В баре, хоть и не забегаловке, но невысокого пошиба, пахло горелым маслом. Мишура над зеркалом запылилась. Тут ошивались продавцы, конторские служащие, мелкие торговцы. Сплошь немцы, все на одно лицо. Были тут и еще девушки, но солдат, кроме них, не было. Фрэнк притиснул девушку к себе, она хихикала и скидывала его руку со своей груди — мужчины в баре прислушивались к их разговору, не сводили с них глаз.
Один из троих амбалов с злющими глазками подошел к Эрнсту, схватил его за руку. Эрнст напрягся, убрал руку в карман. Малкольм смотрел на него во все глаза.
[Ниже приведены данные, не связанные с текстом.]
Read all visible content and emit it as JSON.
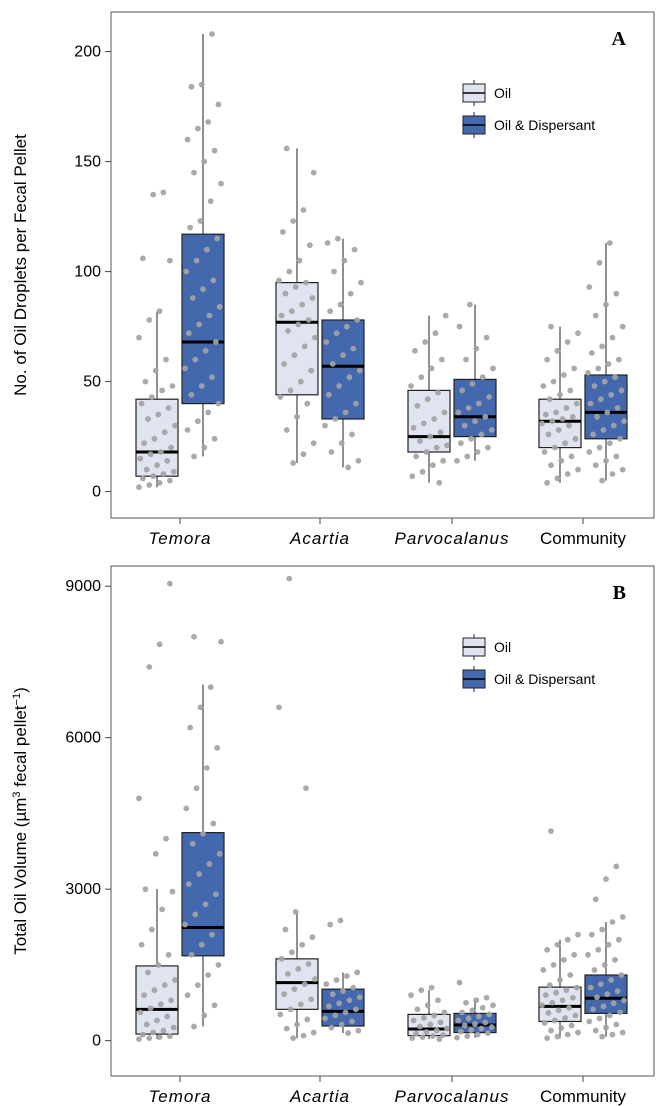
{
  "colors": {
    "oil": "#dfe4f0",
    "oil_dispersant": "#4468ad",
    "points": "#a3a3a3",
    "median": "#000000"
  },
  "chart_data": [
    {
      "type": "box",
      "panel_label": "A",
      "ylabel": "No. of Oil Droplets per Fecal Pellet",
      "ylabel_super": "",
      "ylabel_suffix": "",
      "ylim": [
        -12,
        218
      ],
      "yticks": [
        0,
        50,
        100,
        150,
        200
      ],
      "grid": false,
      "legend": {
        "placement": "top-right",
        "entries": [
          "Oil",
          "Oil & Dispersant"
        ]
      },
      "categories": [
        {
          "label": "Temora",
          "italic": true
        },
        {
          "label": "Acartia",
          "italic": true
        },
        {
          "label": "Parvocalanus",
          "italic": true
        },
        {
          "label": "Community",
          "italic": false
        }
      ],
      "series": [
        {
          "name": "Oil",
          "boxes": [
            {
              "whisker_low": 2,
              "q1": 7,
              "median": 18,
              "q3": 42,
              "whisker_high": 82
            },
            {
              "whisker_low": 13,
              "q1": 44,
              "median": 77,
              "q3": 95,
              "whisker_high": 156
            },
            {
              "whisker_low": 4,
              "q1": 18,
              "median": 25,
              "q3": 46,
              "whisker_high": 80
            },
            {
              "whisker_low": 4,
              "q1": 20,
              "median": 32,
              "q3": 42,
              "whisker_high": 75
            }
          ],
          "points": [
            [
              2,
              3,
              4,
              5,
              6,
              7,
              8,
              9,
              10,
              12,
              14,
              15,
              17,
              18,
              20,
              22,
              24,
              27,
              30,
              33,
              35,
              38,
              40,
              43,
              46,
              48,
              50,
              55,
              60,
              70,
              78,
              82,
              105,
              106,
              135,
              136
            ],
            [
              13,
              17,
              22,
              28,
              34,
              40,
              43,
              46,
              50,
              55,
              58,
              62,
              66,
              70,
              73,
              76,
              78,
              80,
              82,
              85,
              88,
              90,
              93,
              95,
              96,
              100,
              105,
              112,
              118,
              123,
              128,
              145,
              156
            ],
            [
              4,
              7,
              9,
              12,
              14,
              16,
              18,
              20,
              21,
              23,
              25,
              27,
              29,
              31,
              33,
              36,
              39,
              42,
              45,
              48,
              52,
              56,
              60,
              64,
              68,
              72,
              80
            ],
            [
              4,
              6,
              8,
              10,
              12,
              14,
              16,
              18,
              20,
              22,
              24,
              26,
              28,
              30,
              31,
              32,
              33,
              34,
              35,
              36,
              38,
              40,
              42,
              44,
              46,
              48,
              50,
              53,
              56,
              60,
              64,
              68,
              72,
              75
            ]
          ]
        },
        {
          "name": "Oil & Dispersant",
          "boxes": [
            {
              "whisker_low": 16,
              "q1": 40,
              "median": 68,
              "q3": 117,
              "whisker_high": 208
            },
            {
              "whisker_low": 11,
              "q1": 33,
              "median": 57,
              "q3": 78,
              "whisker_high": 115
            },
            {
              "whisker_low": 14,
              "q1": 25,
              "median": 34,
              "q3": 51,
              "whisker_high": 85
            },
            {
              "whisker_low": 5,
              "q1": 24,
              "median": 36,
              "q3": 53,
              "whisker_high": 113
            }
          ],
          "points": [
            [
              16,
              20,
              24,
              28,
              32,
              36,
              40,
              44,
              48,
              52,
              56,
              60,
              64,
              68,
              72,
              76,
              80,
              84,
              88,
              92,
              96,
              100,
              105,
              110,
              115,
              120,
              123,
              132,
              140,
              145,
              150,
              155,
              160,
              165,
              168,
              176,
              184,
              185,
              208
            ],
            [
              11,
              14,
              18,
              22,
              26,
              30,
              33,
              36,
              40,
              44,
              48,
              52,
              55,
              58,
              62,
              65,
              68,
              72,
              75,
              78,
              82,
              85,
              90,
              95,
              100,
              105,
              110,
              113,
              115
            ],
            [
              14,
              16,
              18,
              20,
              22,
              24,
              26,
              28,
              30,
              32,
              34,
              36,
              38,
              40,
              43,
              46,
              49,
              52,
              56,
              60,
              65,
              70,
              75,
              85
            ],
            [
              5,
              8,
              10,
              12,
              14,
              16,
              18,
              20,
              22,
              24,
              26,
              28,
              30,
              32,
              34,
              36,
              38,
              40,
              42,
              44,
              46,
              48,
              50,
              52,
              54,
              56,
              58,
              60,
              63,
              66,
              70,
              75,
              80,
              85,
              90,
              93,
              104,
              113
            ]
          ]
        }
      ]
    },
    {
      "type": "box",
      "panel_label": "B",
      "ylabel": "Total Oil Volume  (µm",
      "ylabel_super": "3",
      "ylabel_suffix": " fecal pellet",
      "ylabel_super2": "−1",
      "ylabel_end": ")",
      "ylim": [
        -700,
        9400
      ],
      "yticks": [
        0,
        3000,
        6000,
        9000
      ],
      "grid": false,
      "legend": {
        "placement": "top-right",
        "entries": [
          "Oil",
          "Oil & Dispersant"
        ]
      },
      "categories": [
        {
          "label": "Temora",
          "italic": true
        },
        {
          "label": "Acartia",
          "italic": true
        },
        {
          "label": "Parvocalanus",
          "italic": true
        },
        {
          "label": "Community",
          "italic": false
        }
      ],
      "series": [
        {
          "name": "Oil",
          "boxes": [
            {
              "whisker_low": 30,
              "q1": 130,
              "median": 620,
              "q3": 1480,
              "whisker_high": 3000
            },
            {
              "whisker_low": 50,
              "q1": 620,
              "median": 1150,
              "q3": 1620,
              "whisker_high": 2550
            },
            {
              "whisker_low": 30,
              "q1": 100,
              "median": 230,
              "q3": 520,
              "whisker_high": 1000
            },
            {
              "whisker_low": 50,
              "q1": 380,
              "median": 680,
              "q3": 1060,
              "whisker_high": 2000
            }
          ],
          "points": [
            [
              30,
              50,
              70,
              90,
              120,
              160,
              200,
              260,
              320,
              400,
              480,
              560,
              640,
              720,
              800,
              900,
              1000,
              1100,
              1200,
              1350,
              1500,
              1700,
              1900,
              2200,
              2600,
              2950,
              3000,
              3700,
              4000,
              4800,
              7400,
              7850,
              9050
            ],
            [
              50,
              100,
              160,
              240,
              320,
              420,
              520,
              620,
              720,
              820,
              920,
              1020,
              1120,
              1220,
              1320,
              1420,
              1520,
              1620,
              1750,
              1900,
              2050,
              2200,
              2550,
              5000,
              6600,
              9150
            ],
            [
              30,
              50,
              70,
              90,
              110,
              140,
              170,
              200,
              240,
              280,
              320,
              360,
              400,
              450,
              500,
              560,
              620,
              700,
              800,
              900,
              1000,
              1050
            ],
            [
              50,
              80,
              120,
              160,
              200,
              250,
              300,
              350,
              400,
              450,
              500,
              550,
              600,
              650,
              700,
              750,
              800,
              850,
              900,
              950,
              1000,
              1050,
              1100,
              1200,
              1300,
              1400,
              1500,
              1600,
              1700,
              1800,
              1900,
              2000,
              2100,
              4150
            ]
          ]
        },
        {
          "name": "Oil & Dispersant",
          "boxes": [
            {
              "whisker_low": 280,
              "q1": 1680,
              "median": 2240,
              "q3": 4120,
              "whisker_high": 7050
            },
            {
              "whisker_low": 150,
              "q1": 290,
              "median": 580,
              "q3": 1020,
              "whisker_high": 1350
            },
            {
              "whisker_low": 60,
              "q1": 160,
              "median": 310,
              "q3": 540,
              "whisker_high": 850
            },
            {
              "whisker_low": 80,
              "q1": 540,
              "median": 840,
              "q3": 1300,
              "whisker_high": 2350
            }
          ],
          "points": [
            [
              280,
              500,
              700,
              900,
              1100,
              1300,
              1500,
              1700,
              1900,
              2100,
              2300,
              2500,
              2700,
              2900,
              3100,
              3300,
              3500,
              3700,
              3900,
              4100,
              4300,
              4600,
              5000,
              5400,
              5800,
              6200,
              6600,
              7000,
              7900,
              8000
            ],
            [
              150,
              200,
              260,
              320,
              380,
              440,
              500,
              560,
              620,
              680,
              740,
              800,
              860,
              920,
              980,
              1050,
              1120,
              1200,
              1280,
              1350,
              2300,
              2380
            ],
            [
              60,
              90,
              120,
              150,
              180,
              210,
              240,
              270,
              300,
              330,
              360,
              400,
              440,
              480,
              520,
              560,
              600,
              650,
              700,
              750,
              800,
              850,
              1150
            ],
            [
              80,
              120,
              160,
              200,
              260,
              320,
              380,
              440,
              500,
              560,
              620,
              680,
              740,
              800,
              860,
              920,
              980,
              1050,
              1120,
              1200,
              1300,
              1400,
              1500,
              1600,
              1700,
              1800,
              1900,
              2000,
              2100,
              2200,
              2350,
              2450,
              2800,
              3200,
              3450
            ]
          ]
        }
      ]
    }
  ]
}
— Уведи их отсюда, да побыстрей, — сказал амбал. — Эта девчонка с нами.
Эрнст сразу раскусил, что это за тип, и охотно полез бы в драку, но, вспомнив, что у него нет документов, вспомнив убогие ниссеновские бараки, нуднейшие лекции о демократии для беженцев в Сандбостельском лагере [26]— все, что снова ждет его, попади он в полицию, решил, что затевать драку никак не стоит.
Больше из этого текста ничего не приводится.